LVI is now depth first, which is optimal for iteration strategy in
terms of work per call. However, the way the results get cached means
it can still go very badly N^2 or worse right now. The overdefined
cache is per-block, because LVI wants to try to get different results
for the same name in different blocks (IE solve the problem
PredicateInfo solves). This means even if we discover a value is
overdefined after going very deep, it doesn't cache this information,
causing it to end up trying to rediscover it again and again. The
same is true for values along the way. In practice, overdefined
anywhere should mean overdefined everywhere (this is how, for example,
SCCP works).
Until we get around to reworking the overdefined cache, we need to
limit the worklist size we process. Note that permanently reverting
the DFS strategy exploration seems the wrong strategy (temporarily
seems fine if we really want). BFS is clearly the wrong approach, it
just gets luckier on some testcases. It's also very hard to design
an effective throttle for BFS. For DFS, the throttle is directly related
to the depth of the CFG. So really deep CFGs will get cutoff, smaller
ones will not. As the CFG simplifies, you get better results.
In BFS, the limit is it's related to the fan-out times average block size,
which is harder to reason about or make good choices for.
Bug being filed about the overdefined cache, but it will require major
surgery to fix it (plumbing predicateinfo through CVP or LVI).
Note: I did not make this number configurable because i'm not sure
anyone really needs to tweak this knob. We run CVP 3 times. On the
testcases i have the slow ones happen in the middle, where CVP is
doing cleanup work other things are effective at. Over the course of
3 runs, we don't see to have any real loss of performance.

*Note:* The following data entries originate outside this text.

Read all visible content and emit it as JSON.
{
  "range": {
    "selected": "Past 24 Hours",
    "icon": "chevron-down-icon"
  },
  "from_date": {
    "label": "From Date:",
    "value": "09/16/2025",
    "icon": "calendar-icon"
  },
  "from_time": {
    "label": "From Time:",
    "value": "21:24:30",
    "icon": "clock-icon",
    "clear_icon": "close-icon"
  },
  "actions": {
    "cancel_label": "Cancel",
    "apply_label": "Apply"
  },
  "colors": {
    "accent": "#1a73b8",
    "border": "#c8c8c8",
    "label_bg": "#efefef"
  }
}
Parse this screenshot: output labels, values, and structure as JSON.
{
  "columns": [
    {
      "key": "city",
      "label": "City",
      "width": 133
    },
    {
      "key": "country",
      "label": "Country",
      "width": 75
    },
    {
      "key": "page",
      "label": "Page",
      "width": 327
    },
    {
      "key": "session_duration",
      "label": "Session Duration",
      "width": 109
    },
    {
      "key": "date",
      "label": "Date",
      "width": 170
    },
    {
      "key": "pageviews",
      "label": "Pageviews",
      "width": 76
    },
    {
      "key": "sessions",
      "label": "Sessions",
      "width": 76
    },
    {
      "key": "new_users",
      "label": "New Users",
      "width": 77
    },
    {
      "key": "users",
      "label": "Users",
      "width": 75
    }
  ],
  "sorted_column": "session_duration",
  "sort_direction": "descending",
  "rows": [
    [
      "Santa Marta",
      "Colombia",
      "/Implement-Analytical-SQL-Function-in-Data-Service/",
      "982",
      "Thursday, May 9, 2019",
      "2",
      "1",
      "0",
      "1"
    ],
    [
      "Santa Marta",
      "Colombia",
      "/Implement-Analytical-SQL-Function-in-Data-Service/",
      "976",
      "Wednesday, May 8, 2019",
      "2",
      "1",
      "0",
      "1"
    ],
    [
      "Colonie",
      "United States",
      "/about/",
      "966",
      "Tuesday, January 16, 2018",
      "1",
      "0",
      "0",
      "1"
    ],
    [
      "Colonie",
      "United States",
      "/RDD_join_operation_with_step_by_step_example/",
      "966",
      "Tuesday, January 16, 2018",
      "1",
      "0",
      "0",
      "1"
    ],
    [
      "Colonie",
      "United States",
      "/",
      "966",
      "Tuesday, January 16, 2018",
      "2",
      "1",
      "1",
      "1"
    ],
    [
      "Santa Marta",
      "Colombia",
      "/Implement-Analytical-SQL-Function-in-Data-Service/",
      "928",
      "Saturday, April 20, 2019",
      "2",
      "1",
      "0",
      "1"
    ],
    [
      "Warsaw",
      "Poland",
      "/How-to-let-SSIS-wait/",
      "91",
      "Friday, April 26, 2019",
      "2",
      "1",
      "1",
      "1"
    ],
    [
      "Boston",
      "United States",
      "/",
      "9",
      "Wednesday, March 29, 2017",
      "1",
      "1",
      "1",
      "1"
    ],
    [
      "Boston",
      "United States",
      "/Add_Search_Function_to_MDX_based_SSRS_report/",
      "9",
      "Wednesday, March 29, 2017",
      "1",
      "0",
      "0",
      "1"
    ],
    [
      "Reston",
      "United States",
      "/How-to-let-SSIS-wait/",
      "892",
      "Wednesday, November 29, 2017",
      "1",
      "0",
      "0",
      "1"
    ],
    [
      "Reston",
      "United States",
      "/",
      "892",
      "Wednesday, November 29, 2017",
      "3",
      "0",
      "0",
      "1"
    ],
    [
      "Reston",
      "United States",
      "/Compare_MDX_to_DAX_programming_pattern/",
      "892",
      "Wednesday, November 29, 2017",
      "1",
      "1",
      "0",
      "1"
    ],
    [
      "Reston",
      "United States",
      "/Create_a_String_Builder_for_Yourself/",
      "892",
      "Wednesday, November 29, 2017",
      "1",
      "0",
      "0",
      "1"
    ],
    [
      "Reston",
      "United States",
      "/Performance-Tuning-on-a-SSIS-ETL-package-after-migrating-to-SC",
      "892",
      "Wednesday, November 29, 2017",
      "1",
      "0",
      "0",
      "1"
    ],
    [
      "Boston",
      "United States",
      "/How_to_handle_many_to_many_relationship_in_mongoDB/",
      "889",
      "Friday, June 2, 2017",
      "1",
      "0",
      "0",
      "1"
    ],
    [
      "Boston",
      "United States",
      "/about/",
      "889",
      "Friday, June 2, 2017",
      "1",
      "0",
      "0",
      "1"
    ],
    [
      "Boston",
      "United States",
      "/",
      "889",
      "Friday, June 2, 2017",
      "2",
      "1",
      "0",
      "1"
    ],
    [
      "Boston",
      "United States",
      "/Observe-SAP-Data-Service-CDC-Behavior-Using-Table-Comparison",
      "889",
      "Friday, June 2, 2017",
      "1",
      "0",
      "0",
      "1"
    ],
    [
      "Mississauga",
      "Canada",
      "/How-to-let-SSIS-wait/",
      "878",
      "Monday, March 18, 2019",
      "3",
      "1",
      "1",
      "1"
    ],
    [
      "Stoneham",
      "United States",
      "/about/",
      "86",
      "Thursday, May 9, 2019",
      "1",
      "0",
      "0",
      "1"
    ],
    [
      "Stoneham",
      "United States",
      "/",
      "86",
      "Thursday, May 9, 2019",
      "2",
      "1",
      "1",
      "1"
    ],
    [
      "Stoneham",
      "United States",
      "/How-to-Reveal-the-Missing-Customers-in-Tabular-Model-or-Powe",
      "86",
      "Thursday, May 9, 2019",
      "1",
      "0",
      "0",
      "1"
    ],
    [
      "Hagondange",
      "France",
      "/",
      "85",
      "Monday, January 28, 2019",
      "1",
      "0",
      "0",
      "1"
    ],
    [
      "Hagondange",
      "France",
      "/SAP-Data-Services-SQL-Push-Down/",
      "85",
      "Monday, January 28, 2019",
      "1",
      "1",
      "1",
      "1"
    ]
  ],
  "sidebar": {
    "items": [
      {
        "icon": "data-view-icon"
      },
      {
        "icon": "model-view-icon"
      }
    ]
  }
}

I haven't gotten a minimized testcase yet, but just imagine in your
head a testcase where, going *up* the CFG, you have branches, one of
which leads 50000 blocks deep, and the other, to something where the
answer is overdefined immediately. BFS would discover the overdefined
faster than DFS, but do more work to do so. In practice, the right
answer is "once DFS discovers overdefined for a value, stop trying to
get more info about that value" (and so, DFS would normally cache the
overdefined results for every value it passed through in those 50k
blocks, and never do that work again. But it don't, because of the
naming problem)
Wouldn't this lead to potentially adding Blocks to the cache where we haven't done any search (i.e. that got added after 499 processed values)? Is that a problem?